With hindsight, what clues on earnings can be gleaned from the improving fundamentals—but gyrating crude prices—of late?
Reviewing fourth-quarter results, AllianceBernstein senior research analyst Bob Brackett has regularly aggregated data from a sample group of E&Ps into a single imagined entity representing the “State of the Business” in the E&P sector. Its fourth-quarter findings: “E&Ps have now shown that they can generate free cash flow, be profitable and grow production at $60/bbl.”

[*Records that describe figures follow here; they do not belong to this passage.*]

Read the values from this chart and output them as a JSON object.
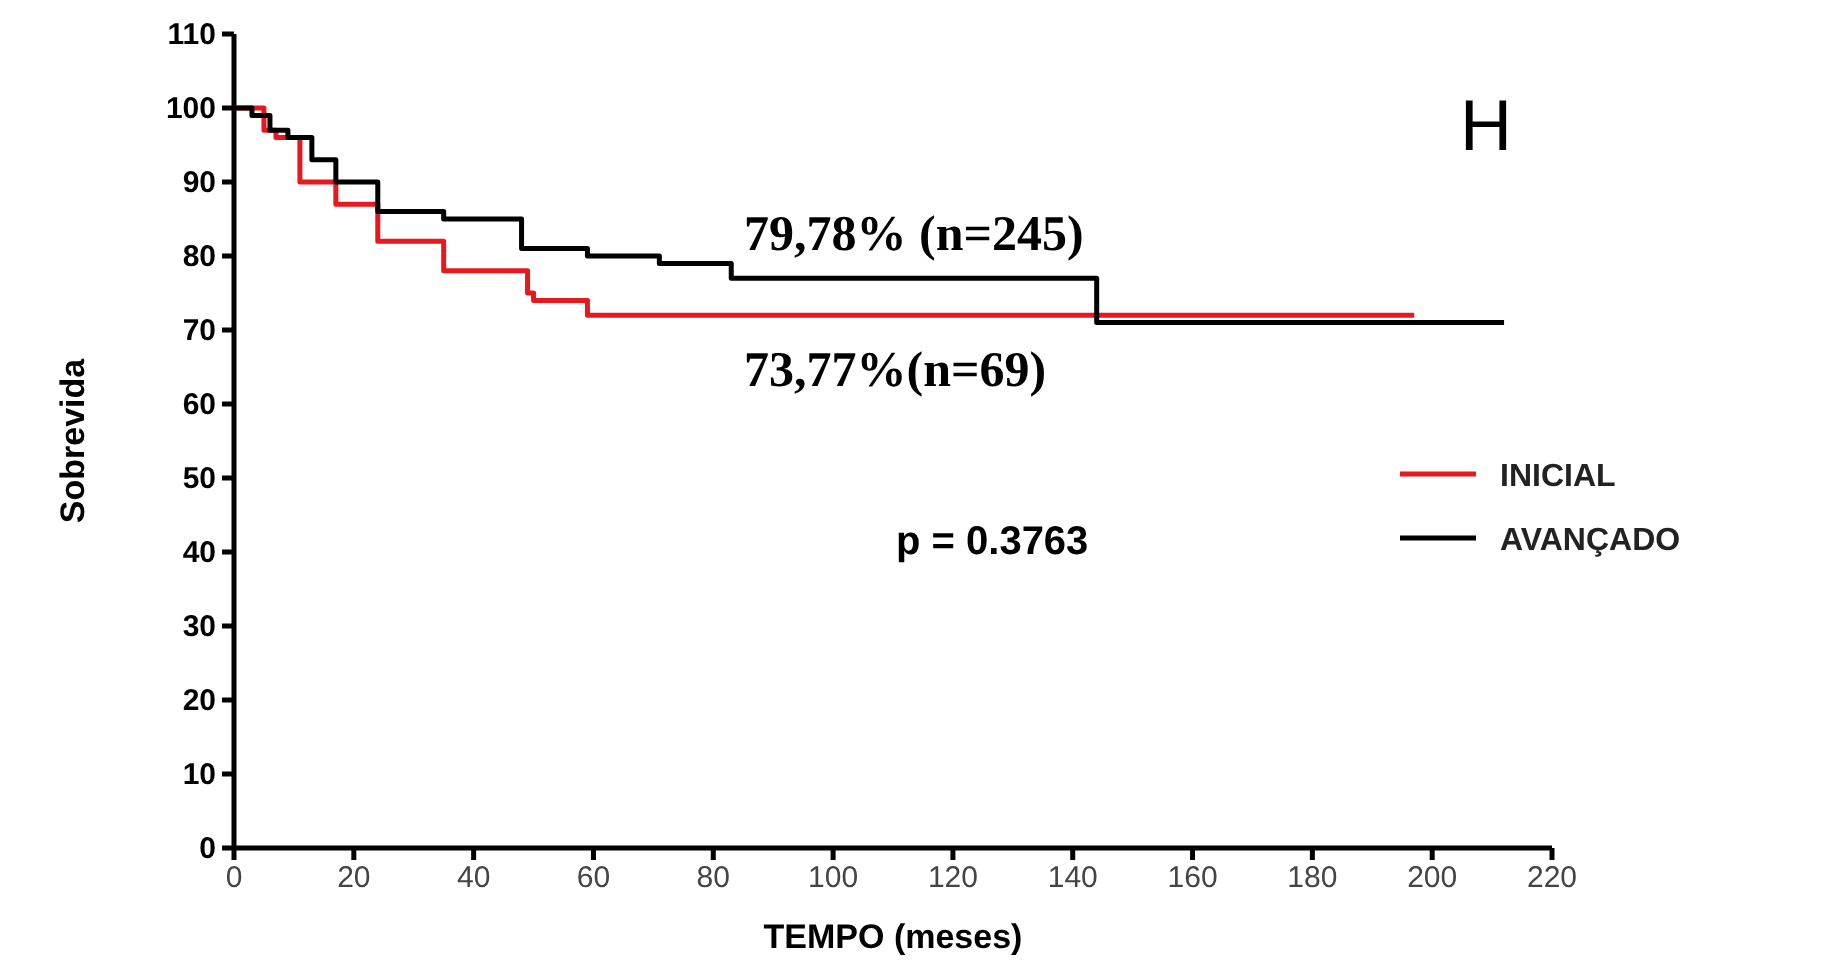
{
  "chart_data": {
    "type": "step",
    "xlabel": "TEMPO (meses)",
    "ylabel": "Sobrevida",
    "xlim": [
      0,
      220
    ],
    "xticks": [
      0,
      20,
      40,
      60,
      80,
      100,
      120,
      140,
      160,
      180,
      200,
      220
    ],
    "ylim": [
      0,
      110
    ],
    "yticks": [
      0,
      10,
      20,
      30,
      40,
      50,
      60,
      70,
      80,
      90,
      100,
      110
    ],
    "legend": "right",
    "grid": false,
    "series": [
      {
        "name": "INICIAL",
        "color": "#e8191e",
        "x": [
          0,
          5,
          7,
          11,
          17,
          24,
          35,
          49,
          50,
          59,
          197
        ],
        "values": [
          100,
          97,
          96,
          90,
          87,
          82,
          78,
          75,
          74,
          72,
          72
        ]
      },
      {
        "name": "AVANÇADO",
        "color": "#000000",
        "x": [
          0,
          3,
          6,
          9,
          13,
          17,
          24,
          35,
          48,
          59,
          71,
          83,
          144,
          212
        ],
        "values": [
          100,
          99,
          97,
          96,
          93,
          90,
          86,
          85,
          81,
          80,
          79,
          77,
          71,
          71
        ]
      }
    ],
    "annotations": [
      "79,78% (n=245)",
      "73,77%(n=69)",
      "p = 0.3763",
      "H"
    ]
  }
}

The above was in spite of roughly a $9.80/bbl drop in the crude price from the third quarter to around $60/bbl in the fourth quarter. Factoring in natural gas, the blended realized price fell sequentially by roughly $3.70 to $45.43 per barrel of oil equivalent (boe). Production comprised approximately 61% liquids in the fourth quarter and grew sequentially by 3% for North America.
E&Ps maintained discipline in the fourth quarter, noted Brackett. In response to a 12.5% sequential drop in revenue and a 10.6% decline in cash flow from operations, E&Ps cut their organic capex (spent on exploration and development) by 8.5%. This resulted in the sector spending 80% of cash flow, up only modestly from the third quarter’s 77%, and generating $1.25/boe of total free cash flow.
“Free-cash-flow generation was strong, production grew quarter over quarter, despite lower blended realizations, and profitability was maintained,” summed up Brackett. The E&P sector is now generating “almost as much free cash flow” as back in the pre-shale, $100/bbl “old way,” even as it faces significantly lower commodity prices.
Of course, there is no shortage of geopolitical factors that could alter the course of crude prices: tension with Iran, including the issue of waivers; an economic collapse in Venezuela; and military factions fighting in Libya, to name just a few.
But with early estimates for oil and gas realizations for the March quarter at $54/bbl and $2.95 per thousand cubic feet, respectively, for a blended price hovering below $40/boe, a “true test” will come with earning for the first quarter, said Brackett.
What advice does Brackett offer E&Ps? “Keep doing what you’re doing, but do more.”